Diese aber gibt es schon jetzt zuhauf: Da Moskau bei der Aufklärung des Mordes nicht kooperiere, hat sich Berlin entschieden, zwei Agenten des Militärgeheimdienstes GRU auszuweisen, die als Diplomaten akkreditiert waren. Der Kreml reagierte traditionsgemäß „symmetrisch“, indem er zwei deutsche Diplomaten des Landes verwies. 

Auf der Pressekonferenz des Normandie-Gipfels in Paris am 9. Dezember 2019 sagte Putin noch, Russland habe mehrmals ohne Erfolg die Auslieferung von Khangoshvili beantragt. „Wir sind nicht angefragt worden, jemanden auszuliefern [...] Das kommt jetzt alles im Nachhinein, das hört sich ein bisschen nach Rechtfertigung an“, dementierte der deutsche Außenminister Heiko Maas einige Tage später. (UPDATE: Auf der Jahrespressekonferenz am 19.12.2019 räumte Putin ein, dass über eine Auslieferung nicht auf offizieller, nur auf Geheimdienstebene gesprochen wurde.)

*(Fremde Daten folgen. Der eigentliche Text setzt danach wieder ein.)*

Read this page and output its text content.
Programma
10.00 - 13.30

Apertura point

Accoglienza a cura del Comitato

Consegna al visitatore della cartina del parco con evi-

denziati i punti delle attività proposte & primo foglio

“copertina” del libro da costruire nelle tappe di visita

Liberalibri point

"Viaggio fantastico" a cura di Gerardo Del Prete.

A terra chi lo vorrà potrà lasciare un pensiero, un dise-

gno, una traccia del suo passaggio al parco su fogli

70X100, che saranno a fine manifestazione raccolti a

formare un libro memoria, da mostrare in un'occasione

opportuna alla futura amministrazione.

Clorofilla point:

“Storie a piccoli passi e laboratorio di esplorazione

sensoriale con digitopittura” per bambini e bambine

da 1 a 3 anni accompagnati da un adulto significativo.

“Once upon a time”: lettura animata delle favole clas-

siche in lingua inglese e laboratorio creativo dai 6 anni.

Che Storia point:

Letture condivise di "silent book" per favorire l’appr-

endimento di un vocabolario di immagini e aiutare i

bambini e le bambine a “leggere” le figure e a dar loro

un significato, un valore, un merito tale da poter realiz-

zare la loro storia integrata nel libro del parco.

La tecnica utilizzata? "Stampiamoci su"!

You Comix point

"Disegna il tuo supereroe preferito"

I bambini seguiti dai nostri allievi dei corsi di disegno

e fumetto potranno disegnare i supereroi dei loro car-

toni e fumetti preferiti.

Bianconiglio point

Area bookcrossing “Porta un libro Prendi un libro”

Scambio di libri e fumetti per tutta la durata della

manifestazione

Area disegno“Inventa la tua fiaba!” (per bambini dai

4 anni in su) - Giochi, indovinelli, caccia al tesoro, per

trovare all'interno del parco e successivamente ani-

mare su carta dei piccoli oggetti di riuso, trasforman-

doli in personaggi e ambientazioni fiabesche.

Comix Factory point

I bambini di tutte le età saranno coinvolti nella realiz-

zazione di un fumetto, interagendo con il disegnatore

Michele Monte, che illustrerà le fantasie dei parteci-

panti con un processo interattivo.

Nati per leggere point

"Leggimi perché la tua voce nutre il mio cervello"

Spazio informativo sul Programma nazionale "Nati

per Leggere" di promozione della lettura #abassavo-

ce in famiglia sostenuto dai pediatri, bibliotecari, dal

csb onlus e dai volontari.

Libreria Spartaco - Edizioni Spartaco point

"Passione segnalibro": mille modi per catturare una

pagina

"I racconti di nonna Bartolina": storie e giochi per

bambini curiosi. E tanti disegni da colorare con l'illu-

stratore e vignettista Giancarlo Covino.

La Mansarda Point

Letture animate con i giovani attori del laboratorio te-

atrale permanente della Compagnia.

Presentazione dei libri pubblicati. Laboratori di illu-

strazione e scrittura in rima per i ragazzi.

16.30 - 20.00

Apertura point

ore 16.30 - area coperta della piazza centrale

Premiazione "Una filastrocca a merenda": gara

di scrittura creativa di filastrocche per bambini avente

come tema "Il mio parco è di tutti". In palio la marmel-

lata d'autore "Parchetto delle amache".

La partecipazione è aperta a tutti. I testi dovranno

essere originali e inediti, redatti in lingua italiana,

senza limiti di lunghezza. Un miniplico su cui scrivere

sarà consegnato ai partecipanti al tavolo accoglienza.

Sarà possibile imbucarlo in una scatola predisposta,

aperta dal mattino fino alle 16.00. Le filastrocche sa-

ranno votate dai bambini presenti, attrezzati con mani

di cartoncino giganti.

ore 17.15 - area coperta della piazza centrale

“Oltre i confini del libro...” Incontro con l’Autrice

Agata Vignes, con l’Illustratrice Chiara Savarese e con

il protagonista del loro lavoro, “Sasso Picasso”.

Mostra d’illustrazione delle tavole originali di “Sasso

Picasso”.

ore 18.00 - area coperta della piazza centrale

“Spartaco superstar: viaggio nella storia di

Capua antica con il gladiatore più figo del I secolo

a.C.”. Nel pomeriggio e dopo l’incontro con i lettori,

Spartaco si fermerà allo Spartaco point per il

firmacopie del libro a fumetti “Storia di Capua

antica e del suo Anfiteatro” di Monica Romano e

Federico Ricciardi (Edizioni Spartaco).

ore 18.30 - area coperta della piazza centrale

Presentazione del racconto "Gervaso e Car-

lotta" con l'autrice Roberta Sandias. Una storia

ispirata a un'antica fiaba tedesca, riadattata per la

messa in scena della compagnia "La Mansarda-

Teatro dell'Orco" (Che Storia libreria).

Wer war eigentlich Zelimkhan Khangoshvili? Was wirft der Kreml ihm vor? Und warum nimmt Moskau trotz weitgehender internationaler Isolation erneut solch gravierende Verwerfungen in Kauf? Oleg Kaschin kommentiert auf Republic

https://www.youtube.com/watch?v=WPi4ZX3uq6Y

Quelle Republic

Mit dem am 23. August in Berlin ermordeten georgischen Tschetschenen Zelimkhan Khangoshvili geschehen die sonderbarsten Dinge, und zwar nach dessen Tod. So etwas passiert wohl zum ersten Mal überhaupt: Erst wird jemand ermordet und danach denkt man sich aus, warum. Ganz allgemein ist die Rede von einem „tschetschenischen Warlord“, aber das kann alles Mögliche bedeuten. 1979 geboren, war er 15 Jahre alt, als der erste Einmarsch begann, und 20 Jahre zu Beginn des zweiten. In beiden Fällen war das zwar ein durchaus wehrfähiges Alter (es geht schließlich um den Kaukasus), trotzdem wird der junge Mann wohl kaum ein außerordentlicher Schlächter gewesen sein. Wenn, dann hätte sicher irgendjemand schon von ihm gehört.

Wer war Zelimkhan Khangoshvili?

Er lebte im Pankissi-Tal – und ja, das war in dieser Zeit ein übler Ort. Damals war es sehr wahrscheinlich, dass ein junger, dort lebender Tschetschene (in dem Tal liegen tschetschenische Dörfer) einer gewissen Logik folgend auf der Seite der tschetschenischen Rebellen kämpft. Doch hat damals ganz Tschetschenien gekämpft. 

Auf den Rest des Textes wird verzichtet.